Hungary Summons U.S. Envoy After McCain’s ‘Neo-Fascist’ Jab

Hungary’s Foreign Ministry summoned the U.S. envoy in Budapest to protest John McCain’s criticism of Prime Minister Viktor Orban after the senator called the Hungarian leader a “neo-fascist dictator.”

McCain’s remarks were the latest evidence of souring ties between the U.S. and Orban, whose administration has centralized power and pursued what it has called an “eastern opening,” including efforts to improve ties with Russian President Vladimir Putin. The shift has also put Orban at odds with the European Union, of which Hungary is a member.

McCain criticized the appointment of a U.S. soap opera producer to become the new ambassador to Hungary and said on the Senate floor that “very bad things” are happening under Orban. He called the prime minister “a neo-fascist dictator getting in bed with Vladimir Putin.”

“Hungary’s government considers unacceptable and flatly rejects Senator John McCain’s words about the Hungarian prime minister and about Hungarian and Russian relations,” the Foreign Ministry said in a statement today in Budapest. U.S. officials should “get to know the facts before making statements about Hungary,” it said.

Diplomatic clashes between the U.S. and Hungary have become more frequent since Orban won a two-thirds constitutional majority in 2010 elections. After he took power, he drew criticism from the U.S. and the EU for what they said were actions curtailing the power of the Constitutional Court and for appointing allies to head independent institutions such as the central bank and the State Audit Office.

Illiberal State

Orban, re-elected in April, said in July that he intends to replace Hungary’s liberal democracy with an “illiberal state,’’ citing Russia and Turkey as models.

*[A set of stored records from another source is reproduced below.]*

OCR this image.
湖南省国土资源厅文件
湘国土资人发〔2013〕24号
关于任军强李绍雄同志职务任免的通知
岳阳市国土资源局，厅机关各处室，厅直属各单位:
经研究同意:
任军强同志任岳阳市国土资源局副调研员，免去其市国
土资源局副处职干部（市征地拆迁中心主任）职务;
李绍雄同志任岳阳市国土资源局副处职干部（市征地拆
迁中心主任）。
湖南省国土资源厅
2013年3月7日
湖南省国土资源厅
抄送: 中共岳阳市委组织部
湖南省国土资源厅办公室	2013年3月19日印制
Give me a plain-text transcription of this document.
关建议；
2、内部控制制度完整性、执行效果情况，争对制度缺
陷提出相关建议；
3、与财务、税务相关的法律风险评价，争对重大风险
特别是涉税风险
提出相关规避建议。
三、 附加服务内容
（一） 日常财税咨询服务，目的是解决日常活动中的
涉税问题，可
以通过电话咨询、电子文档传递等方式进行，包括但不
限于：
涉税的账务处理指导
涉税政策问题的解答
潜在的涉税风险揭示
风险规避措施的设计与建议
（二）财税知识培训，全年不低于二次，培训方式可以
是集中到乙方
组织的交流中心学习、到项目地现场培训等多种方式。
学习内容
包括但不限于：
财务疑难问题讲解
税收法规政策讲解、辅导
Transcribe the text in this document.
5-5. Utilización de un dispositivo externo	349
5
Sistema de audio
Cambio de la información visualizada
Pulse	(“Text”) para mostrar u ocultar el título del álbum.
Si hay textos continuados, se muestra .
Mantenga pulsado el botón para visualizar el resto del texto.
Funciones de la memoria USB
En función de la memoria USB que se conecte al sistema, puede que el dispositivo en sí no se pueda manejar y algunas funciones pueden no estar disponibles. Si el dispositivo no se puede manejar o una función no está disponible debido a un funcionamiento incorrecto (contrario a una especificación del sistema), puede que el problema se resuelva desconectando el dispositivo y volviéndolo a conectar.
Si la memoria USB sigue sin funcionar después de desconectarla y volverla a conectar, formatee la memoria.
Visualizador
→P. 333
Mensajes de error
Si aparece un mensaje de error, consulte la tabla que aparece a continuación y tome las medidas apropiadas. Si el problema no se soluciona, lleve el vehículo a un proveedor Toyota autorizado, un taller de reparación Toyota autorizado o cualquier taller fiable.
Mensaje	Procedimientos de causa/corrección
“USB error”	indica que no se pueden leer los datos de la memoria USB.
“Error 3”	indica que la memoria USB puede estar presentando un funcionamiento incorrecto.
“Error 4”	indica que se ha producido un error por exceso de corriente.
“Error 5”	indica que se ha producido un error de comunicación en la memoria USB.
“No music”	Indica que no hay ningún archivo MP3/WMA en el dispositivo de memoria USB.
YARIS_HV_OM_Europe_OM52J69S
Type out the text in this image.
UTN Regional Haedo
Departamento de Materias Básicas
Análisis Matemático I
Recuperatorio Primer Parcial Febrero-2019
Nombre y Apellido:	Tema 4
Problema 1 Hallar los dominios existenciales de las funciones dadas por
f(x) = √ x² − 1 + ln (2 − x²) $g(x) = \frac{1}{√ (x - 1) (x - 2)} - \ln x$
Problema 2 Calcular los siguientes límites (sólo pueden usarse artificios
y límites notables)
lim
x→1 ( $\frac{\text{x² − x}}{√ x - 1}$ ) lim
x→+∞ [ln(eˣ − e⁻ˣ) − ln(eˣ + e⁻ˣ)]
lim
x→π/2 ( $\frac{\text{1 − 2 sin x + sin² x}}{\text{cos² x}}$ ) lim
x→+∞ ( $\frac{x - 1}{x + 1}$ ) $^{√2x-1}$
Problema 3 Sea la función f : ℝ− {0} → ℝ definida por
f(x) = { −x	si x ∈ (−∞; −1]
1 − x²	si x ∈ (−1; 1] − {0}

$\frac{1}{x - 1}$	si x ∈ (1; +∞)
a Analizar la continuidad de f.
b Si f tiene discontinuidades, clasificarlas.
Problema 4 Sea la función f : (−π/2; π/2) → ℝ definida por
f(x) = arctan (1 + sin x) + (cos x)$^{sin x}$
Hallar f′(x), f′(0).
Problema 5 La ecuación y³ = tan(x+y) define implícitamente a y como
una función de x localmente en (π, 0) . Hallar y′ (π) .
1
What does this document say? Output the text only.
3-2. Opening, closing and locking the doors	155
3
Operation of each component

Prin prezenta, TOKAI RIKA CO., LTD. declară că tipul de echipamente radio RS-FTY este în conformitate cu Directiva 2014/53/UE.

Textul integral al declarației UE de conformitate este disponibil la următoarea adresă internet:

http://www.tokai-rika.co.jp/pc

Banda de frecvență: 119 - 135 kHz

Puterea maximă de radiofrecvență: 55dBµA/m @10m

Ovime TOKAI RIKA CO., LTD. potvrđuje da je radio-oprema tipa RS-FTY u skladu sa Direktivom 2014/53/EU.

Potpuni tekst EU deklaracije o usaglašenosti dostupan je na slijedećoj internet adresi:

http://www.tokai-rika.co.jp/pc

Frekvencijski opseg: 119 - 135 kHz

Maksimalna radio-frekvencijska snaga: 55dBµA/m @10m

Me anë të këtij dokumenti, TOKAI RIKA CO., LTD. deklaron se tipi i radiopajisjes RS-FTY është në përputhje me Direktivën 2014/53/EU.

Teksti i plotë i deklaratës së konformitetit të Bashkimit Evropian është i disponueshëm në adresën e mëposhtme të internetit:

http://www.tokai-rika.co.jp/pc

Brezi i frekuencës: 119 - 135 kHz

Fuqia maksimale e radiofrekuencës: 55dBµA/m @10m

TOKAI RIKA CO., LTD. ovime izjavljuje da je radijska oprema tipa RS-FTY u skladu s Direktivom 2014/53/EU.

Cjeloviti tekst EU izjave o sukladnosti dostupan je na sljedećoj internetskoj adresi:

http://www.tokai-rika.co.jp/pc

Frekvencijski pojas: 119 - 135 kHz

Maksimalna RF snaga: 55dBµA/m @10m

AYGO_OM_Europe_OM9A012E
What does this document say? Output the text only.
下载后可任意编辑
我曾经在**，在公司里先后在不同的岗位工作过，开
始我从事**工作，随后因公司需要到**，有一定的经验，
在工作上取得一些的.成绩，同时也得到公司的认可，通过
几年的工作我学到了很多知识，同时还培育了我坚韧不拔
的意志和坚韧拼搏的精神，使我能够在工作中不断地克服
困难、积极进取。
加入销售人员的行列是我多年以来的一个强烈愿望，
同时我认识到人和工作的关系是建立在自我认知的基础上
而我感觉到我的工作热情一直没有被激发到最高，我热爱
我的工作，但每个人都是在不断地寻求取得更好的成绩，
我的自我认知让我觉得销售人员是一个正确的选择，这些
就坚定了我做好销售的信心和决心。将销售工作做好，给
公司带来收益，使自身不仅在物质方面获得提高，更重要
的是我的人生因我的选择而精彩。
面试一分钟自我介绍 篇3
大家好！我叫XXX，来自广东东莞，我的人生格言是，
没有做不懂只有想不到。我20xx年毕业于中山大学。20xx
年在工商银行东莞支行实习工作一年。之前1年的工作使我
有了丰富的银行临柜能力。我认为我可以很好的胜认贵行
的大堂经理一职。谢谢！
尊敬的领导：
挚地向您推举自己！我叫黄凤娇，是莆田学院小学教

The U.S. barred entry to six Hungarian officials in October, including Ildiko Vida, the head of the tax office, on suspicion of corruption. Vida has denied wrongdoing. The previous month, U.S. President Barack Obama named Hungary as a place where the government intimidated civil society.

After criticizing sanctions imposed on Russia over Ukraine and negotiating a $14 billion loan from Putin’s government this year, Orban has shown signs of shifting his stance. Over the past month he has voiced support for Ukraine’s territorial integrity, called Germany his “compass” on foreign policy and visited NATO troops stationed in Lithuania.

“There has been a major shift in the Hungarian government’s recent communication, as the anti-western rhetoric and pro-eastern and Russian course is replaced by unusually firm commitments to the West overall and NATO and the EU in particular,” Budapest-based analysts at Policy Solutions said in an e-mail today.

(A previous version of this story corrected the timing of Obama’s remarks.)